As described above, a metallic pattern forming method allowing formation of a thin line pattern, having smaller substrate interface irregularities, and producing a smaller amount of etching wastewater is yet to be proposed, and there existed a need for a new metallic pattern forming method
The metallic pattern described above is useful as a wiring (conductive film) for a printed wiring board for a semiconductor device. In recent year, for electronics, there has been a high demand for processing mass storage data at high processing rate. Internal clock frequencies or external clock frequencies in a semiconductor device for processing images or controlling processing increase year by year, and the number of connecting pins also increases. In order to carry out high-speed conduction, it is important to reduce delay and damping of signals. In order to reduce propagation delay of signals, it is effective to decrease dielectric constant. In order to reduce dielectric loss, it is effective to decrease dielectric constant and dielectric tangent, respectively. However, since dielectric constant in dielectric loss is the root of dielectric constant, in actuality, dielectric tangent is largely concerned with this. For this reason, from a viewpoint of material characteristics, it is advantageous to adopt insulating materials having low dielectric tangent characteristics for carrying out high speed data processing.
Further, surface smoothing of conductive materials substantially contributes to forming materials with high density.

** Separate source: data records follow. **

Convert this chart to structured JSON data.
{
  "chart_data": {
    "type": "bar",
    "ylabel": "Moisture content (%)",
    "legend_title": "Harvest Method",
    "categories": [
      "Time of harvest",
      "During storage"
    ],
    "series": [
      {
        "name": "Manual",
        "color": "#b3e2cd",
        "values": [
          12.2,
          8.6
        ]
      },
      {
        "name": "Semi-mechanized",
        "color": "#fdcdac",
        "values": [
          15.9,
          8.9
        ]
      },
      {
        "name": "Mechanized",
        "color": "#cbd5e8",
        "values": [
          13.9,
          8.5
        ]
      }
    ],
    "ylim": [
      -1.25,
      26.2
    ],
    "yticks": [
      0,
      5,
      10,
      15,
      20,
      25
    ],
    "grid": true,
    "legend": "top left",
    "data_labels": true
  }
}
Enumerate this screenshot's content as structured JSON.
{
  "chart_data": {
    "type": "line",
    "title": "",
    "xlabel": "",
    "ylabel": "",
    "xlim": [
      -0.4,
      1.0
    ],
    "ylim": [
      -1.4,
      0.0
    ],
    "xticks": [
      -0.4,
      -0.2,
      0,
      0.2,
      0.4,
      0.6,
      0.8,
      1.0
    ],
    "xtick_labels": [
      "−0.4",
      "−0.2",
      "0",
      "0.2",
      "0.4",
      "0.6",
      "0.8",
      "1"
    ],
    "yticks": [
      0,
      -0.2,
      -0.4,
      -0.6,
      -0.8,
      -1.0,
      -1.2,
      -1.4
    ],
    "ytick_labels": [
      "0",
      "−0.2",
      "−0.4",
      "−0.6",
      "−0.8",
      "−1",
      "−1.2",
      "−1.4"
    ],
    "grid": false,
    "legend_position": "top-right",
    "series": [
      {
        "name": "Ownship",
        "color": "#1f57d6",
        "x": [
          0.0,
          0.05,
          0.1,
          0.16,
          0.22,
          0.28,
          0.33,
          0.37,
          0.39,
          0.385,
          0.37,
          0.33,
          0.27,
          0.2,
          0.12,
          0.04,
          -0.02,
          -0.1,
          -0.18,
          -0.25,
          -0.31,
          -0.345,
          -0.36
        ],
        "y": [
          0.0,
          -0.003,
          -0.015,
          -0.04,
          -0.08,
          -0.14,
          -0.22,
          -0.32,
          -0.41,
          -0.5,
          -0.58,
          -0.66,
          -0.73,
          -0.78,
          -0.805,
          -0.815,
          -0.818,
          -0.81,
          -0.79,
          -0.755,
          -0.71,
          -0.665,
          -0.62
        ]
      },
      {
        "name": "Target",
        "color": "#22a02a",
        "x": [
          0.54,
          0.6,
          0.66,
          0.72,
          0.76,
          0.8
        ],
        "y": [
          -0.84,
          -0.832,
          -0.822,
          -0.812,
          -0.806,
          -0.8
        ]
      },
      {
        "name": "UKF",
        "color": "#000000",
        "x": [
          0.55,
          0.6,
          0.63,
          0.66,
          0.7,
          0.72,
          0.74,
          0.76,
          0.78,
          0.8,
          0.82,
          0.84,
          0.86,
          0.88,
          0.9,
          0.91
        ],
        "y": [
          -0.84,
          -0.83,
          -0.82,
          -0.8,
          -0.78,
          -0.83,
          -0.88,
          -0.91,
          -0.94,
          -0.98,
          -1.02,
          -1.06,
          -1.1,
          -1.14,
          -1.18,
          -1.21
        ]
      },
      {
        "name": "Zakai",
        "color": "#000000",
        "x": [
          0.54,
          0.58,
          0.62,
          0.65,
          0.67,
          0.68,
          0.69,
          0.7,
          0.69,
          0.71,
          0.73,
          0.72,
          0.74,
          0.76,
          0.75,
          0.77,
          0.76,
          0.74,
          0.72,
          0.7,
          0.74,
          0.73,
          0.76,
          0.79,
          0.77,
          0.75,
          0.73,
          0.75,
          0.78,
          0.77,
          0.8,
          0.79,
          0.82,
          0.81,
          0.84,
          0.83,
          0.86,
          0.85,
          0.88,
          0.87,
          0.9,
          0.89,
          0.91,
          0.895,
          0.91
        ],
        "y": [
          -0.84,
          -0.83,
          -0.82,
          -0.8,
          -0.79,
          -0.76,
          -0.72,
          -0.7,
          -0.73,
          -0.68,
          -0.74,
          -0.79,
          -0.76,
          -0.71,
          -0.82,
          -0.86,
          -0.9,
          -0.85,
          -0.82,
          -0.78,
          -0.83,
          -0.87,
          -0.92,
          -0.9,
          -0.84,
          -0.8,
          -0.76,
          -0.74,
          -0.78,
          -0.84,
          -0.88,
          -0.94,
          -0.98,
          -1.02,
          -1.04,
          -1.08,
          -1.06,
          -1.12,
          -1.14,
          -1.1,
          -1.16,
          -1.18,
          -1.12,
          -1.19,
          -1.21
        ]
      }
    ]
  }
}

In a conventional built-up printed wiring board, roughening treatment has been employed for obtaining stripping strength. However, status quo, irregularities of several microns interferes finer wiring.
Accordingly, from a viewpoint of forming a printed wiring board useful for a semiconductor device, means for forming very fine metallic patterns with high adhesiveness on a smooth insulating substrate.
There is a disclosed method of forming an electrically-conducting metallic pattern on a substrate with no irregularities including performing patterning by using a photosensitive silicone, imparting a catalyst, and forming a metallic pattern by plating (for example, see Japanese Patent Application Laid-Open (JP-A) No. 2000-349417). However, the silicone resin does not provide sufficient adhesion to generally-used insulating resins for printed-wiring boards such as polyimide resins and epoxy resins, and methods that can provide higher adhesion have been demanded.
Accounting for the above-described circumstances, the Applicant of the present application has proposed a method of forming a metallic pattern, which includes depositing metal particles on a fine pattern formed of a graft polymer which is directly bonded to a substrate (for example, see JP-A No. 2003-114525). According to this method, desired fine patterns can be formed depending on the accuracy of light exposure. However, there are limits to the resulting electrical conductivity of the metallic pattern formed by the deposition of metal fine particles. For applications to printed-wiring materials and the like, it has been demanded under current circumstances to further improve the electrical conductivity, for example, by a technique for increasing the thickness of the metallic layer and maintaining the accuracy of the metallic pattern in the line width direction at the same time.